大量にひしめき合うバッタに、妙な現実感のなさを感じる。
本書ではそんな不思議な写真を見ることができます。

「バッタを倒しにアフリカへ」の内容

モーリタニアの植物

サバクトビバッタの相変異

本書の戦い(研究)の相手となっているのは、サバクトビバッタ。このサバクトビバッタがどのような虫かというと、人類の脅威とも呼べる存在です。

アフリカの半砂漠地帯に生息するこのバッタは、しばしば大量発生して「蝗害こうがい」というバッタによる甚大な農業被害を引き起こしているそうです。
その規模について本書では、

その被害は聖書やコーランにも記され、ひとたび大発生すると、数百億匹が群れ、天地を覆いつくし、東京都くらいの広さの土地がすっぽりとバッタに覆い尽くされる。

「バッタを倒しにアフリカへ」前野ウルド浩太郎

と紹介されています。

このサバクトビバッタに限らず、生物学的に「バッタ」と呼ばれる昆虫の持つ驚くべき能力は、「相変異」という変身能力です。

「孤独相」と呼ばれる、バッタがまばらにしか生息していない状態では、彼らの体は緑色をしており、群れなどは作りません。
農業にも被害を及ぼさない普通の昆虫でしかない。

しかし「群生相」と呼ばれる、高密度の状態で発育したバッタは、黄色や黒の体色となり、群れを作って活発に飛び回り、農業へ被害を与えるはじめるとのこと。

サバクトビバッタの群生相への対処としては、まだ移動能力の低い幼生のうちに、殺虫剤で殺すということが行われているそうです。
しかし、日本の3倍もの広い国土を持つモーリタニアで、バッタの対処をするスタッフは100人足らずしかいない。

そのためすべてはカバーできず、著者が対峙するような成虫の群れが発生してしまうことになるのです。
本書ではこのサバクトビバッタの農業被害を抑えるために、著者が研究に奮闘する姿が描かれることとなります。

バッタ博士とモーリタニア

そんな本書の著者はバッタ博士とも呼ばれ、幼いころの夢は「バッタに食べられたい」という奇妙なもの。

このバッタ博士がモーリタニアで過ごす研究の日々は、実際のところ苦労の連続だったと想像されますが、本書で描かれるのは、なんだか充実していて楽しそうな毎日です。

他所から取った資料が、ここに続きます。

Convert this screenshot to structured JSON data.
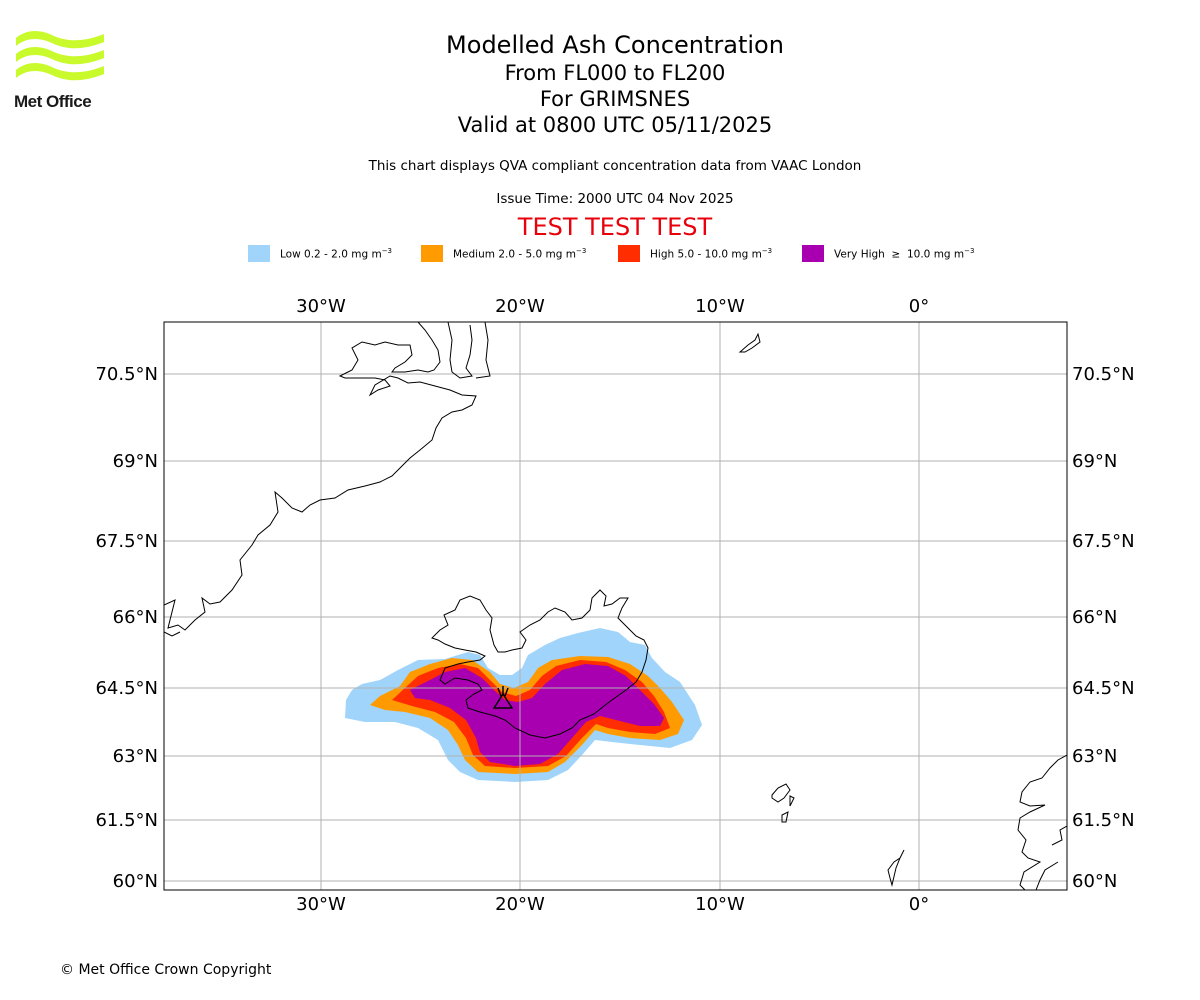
{
  "logo": {
    "text": "Met Office",
    "icon": "met-office-wave-logo-icon",
    "color": "#c8fa2c"
  },
  "header": {
    "title": "Modelled Ash Concentration",
    "flight_levels": "From FL000 to FL200",
    "volcano": "For GRIMSNES",
    "valid_time": "Valid at 0800 UTC 05/11/2025",
    "description": "This chart displays QVA compliant concentration data from VAAC London",
    "issue_time": "Issue Time: 2000 UTC 04 Nov 2025",
    "test_banner": "TEST TEST TEST"
  },
  "legend": [
    {
      "label": "Low 0.2 - 2.0 mg m",
      "unit_exp": "−3",
      "color": "#a0d4fb"
    },
    {
      "label": "Medium 2.0 - 5.0 mg m",
      "unit_exp": "−3",
      "color": "#ff9a00"
    },
    {
      "label": "High 5.0 - 10.0 mg m",
      "unit_exp": "−3",
      "color": "#ff2d00"
    },
    {
      "label": "Very High  ≥  10.0 mg m",
      "unit_exp": "−3",
      "color": "#a800b0"
    }
  ],
  "map": {
    "lon_labels": [
      "30°W",
      "20°W",
      "10°W",
      "0°"
    ],
    "lat_labels": [
      "70.5°N",
      "69°N",
      "67.5°N",
      "66°N",
      "64.5°N",
      "63°N",
      "61.5°N",
      "60°N"
    ],
    "volcano_marker": "volcano-icon"
  },
  "footer": {
    "copyright": "© Met Office Crown Copyright"
  }
}
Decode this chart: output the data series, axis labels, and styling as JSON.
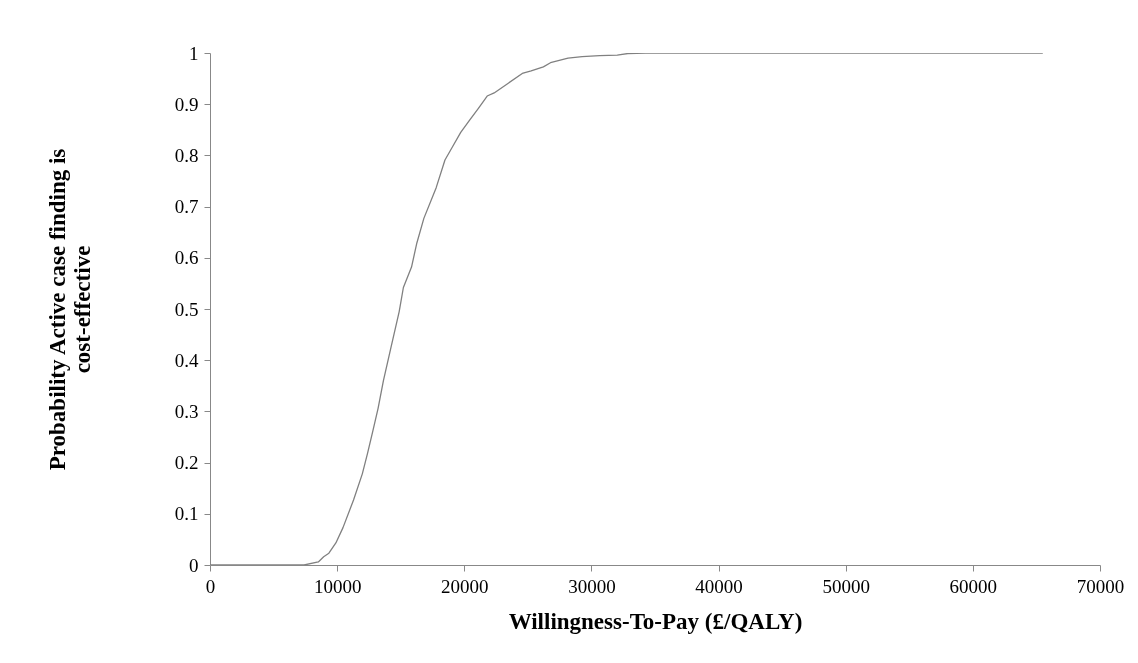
{
  "chart_data": {
    "type": "line",
    "xlabel": "Willingness-To-Pay (£/QALY)",
    "ylabel": "Probability Active case finding is\ncost-effective",
    "x": [
      0,
      7400,
      8520,
      8940,
      9350,
      9900,
      10460,
      11290,
      11980,
      12390,
      12810,
      13220,
      13640,
      14190,
      14880,
      15210,
      15850,
      16270,
      16820,
      17790,
      18480,
      19030,
      19720,
      20420,
      21110,
      21800,
      22350,
      23460,
      24560,
      25260,
      26220,
      26780,
      28160,
      29270,
      30650,
      32030,
      32860,
      34250,
      65500
    ],
    "series": [
      {
        "color": "#808080",
        "values": [
          0,
          0,
          0.006,
          0.016,
          0.023,
          0.043,
          0.073,
          0.127,
          0.178,
          0.218,
          0.262,
          0.306,
          0.36,
          0.42,
          0.495,
          0.542,
          0.582,
          0.629,
          0.677,
          0.737,
          0.791,
          0.815,
          0.845,
          0.869,
          0.892,
          0.916,
          0.922,
          0.941,
          0.96,
          0.965,
          0.973,
          0.981,
          0.99,
          0.993,
          0.995,
          0.996,
          0.999,
          1,
          1
        ]
      }
    ],
    "xlim": [
      0,
      70000
    ],
    "xticks": [
      0,
      10000,
      20000,
      30000,
      40000,
      50000,
      60000,
      70000
    ],
    "ylim": [
      0,
      1
    ],
    "yticks": [
      0,
      0.1,
      0.2,
      0.3,
      0.4,
      0.5,
      0.6,
      0.7,
      0.8,
      0.9,
      1
    ],
    "grid": false,
    "marker": "none",
    "line_style": "solid"
  }
}
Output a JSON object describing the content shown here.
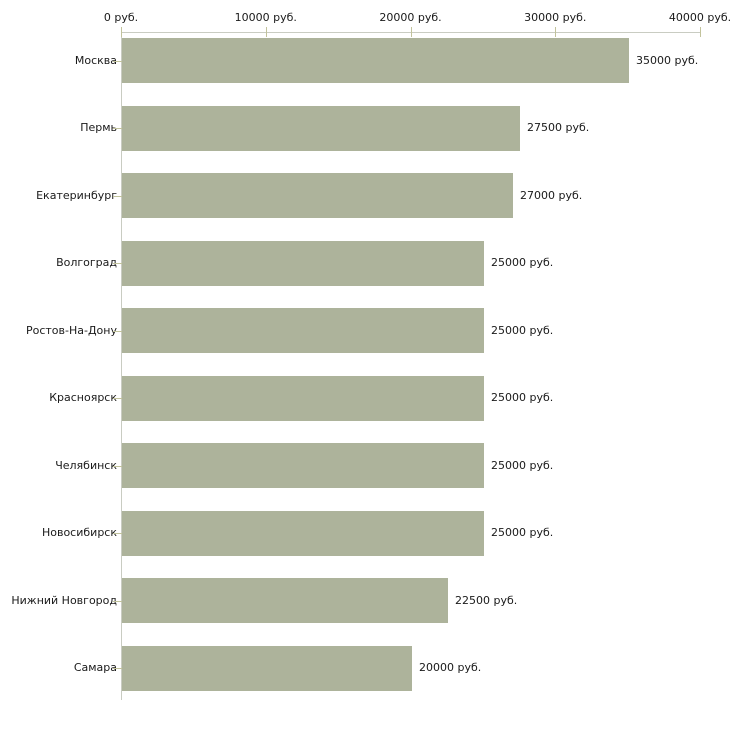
{
  "chart_data": {
    "type": "bar",
    "orientation": "horizontal",
    "title": "",
    "xlabel": "",
    "ylabel": "",
    "unit": "руб.",
    "categories": [
      "Москва",
      "Пермь",
      "Екатеринбург",
      "Волгоград",
      "Ростов-На-Дону",
      "Красноярск",
      "Челябинск",
      "Новосибирск",
      "Нижний Новгород",
      "Самара"
    ],
    "values": [
      35000,
      27500,
      27000,
      25000,
      25000,
      25000,
      25000,
      25000,
      22500,
      20000
    ],
    "value_labels": [
      "35000 руб.",
      "27500 руб.",
      "27000 руб.",
      "25000 руб.",
      "25000 руб.",
      "25000 руб.",
      "25000 руб.",
      "25000 руб.",
      "22500 руб.",
      "20000 руб."
    ],
    "x_ticks": [
      0,
      10000,
      20000,
      30000,
      40000
    ],
    "x_tick_labels": [
      "0 руб.",
      "10000 руб.",
      "20000 руб.",
      "30000 руб.",
      "40000 руб."
    ],
    "xlim": [
      0,
      40000
    ],
    "axis_position": "top",
    "grid": false,
    "legend": false,
    "colors": {
      "bar": "#adb39b",
      "axis_line": "#c9ccc2",
      "tick_mark": "#c2c39c",
      "text": "#1a1a1a",
      "background": "#ffffff"
    }
  }
}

運転手である相棒のティジャニや、親身なサポートを与えてくれるバッタ研究所のババ所長といった、現地の人との出会い。
そしてバッタが現れない時期に行っていたゴミムシダマシの研究や、ハリネズミの飼育。

「日本学術振興会海外特別研究員」としてモーリタニアで研究をしていた著者は、その任期の2年間で実績をあげなければその後の収入は保障されていませんでした。
言葉の通じない海外で、多くの苦労やプレッシャーがあったはずですが、本書ではあまりそういったことは触れられません。

著者にもなじみのないモーリタニアの地で、楽しく研究を続ける著者の姿がこの本の魅力の一つでもあります。
そしてそんな著者も苦しんだ無収入の危機も乗り越え、目的だったサバクトビバッタの大群と対峙する本書の後半は、なんだか感慨深いものさえ感じられます。

その研究結果そのものには、本書では触れられません。
しかしその研究の過程自体が、大きな魅力にあふれているのです。

バッタの大量発生の現在

この記事の冒頭で紹介しましたが、サバクトビバッタの蝗害こうがい」は、2020年3月時点で現在まさに発生している最中です。
この「蝗害こうがい」について、すこしネットで調べてみましたが、

「アフリカで発生したサバクトビバッタの群れが、インドを越えて中国へ迫っている」

という多くの情報がある一方、

「サバクトビバッタが中国に迫るなんてのはデマで、バッタは高い山を越えられない」

という情報が見られます。

デマだという情報については、岡沢秋さんのブログ「現在位置を確認します。」の記事「イナゴの群れが中国に到達! というクソみたいなデマが流れていたので、バッタの進行の見方を解説する」が詳しいです。

実際にバッタの群れの情報を紹介しているサイト「Locust Watch」を見ると、中国やインドのバッタ被害についてはあまり触れられていない模様です。

どうやらデマの可能性が高そうですが、このデマが流されたのは「昆虫」という、これまでぼくがまったく興味を持ってこなかった分野。
本書を読み、バッタについて調べようと思わなければデマの可能性にすら気づけなかったはずです。

サバクトビバッタというバッタがアフリカにいて、相変異により農業被害を引き起こすことがある。
そしてこの脅威にさらされているアフリカでは、日々多くの人がバッタ大量発生の予防や、対策に追われている。

そんなアフリカにおける現実や、知りえなかった世界の姿を教えてくれる本書。
まことしやかな情報の多い現代において、得た情報を鵜呑みにしない、というきっかけを与えてくれる本でもあるのかもしれません。

「バッタを倒しにアフリカへ」のまとめ

「バッタを倒しにアフリカへ」の紹介でした。

個人的にものすごく苦手な「昆虫」について書かれた本書ですが、バッタの奇妙な生態や、想像しがたい群れの規模にはただ驚かされるばかり。
そしてバッタの群れという巨大な敵に挑む著者の奮闘は、あなたに多くの発見を与えてくれるはずです。

あなたもぜひこの本を読み、人類の脅威になりえるサバクトビバッタの生態と、その問題に立ち向かうバッタ博士の魅力に触れてみてください。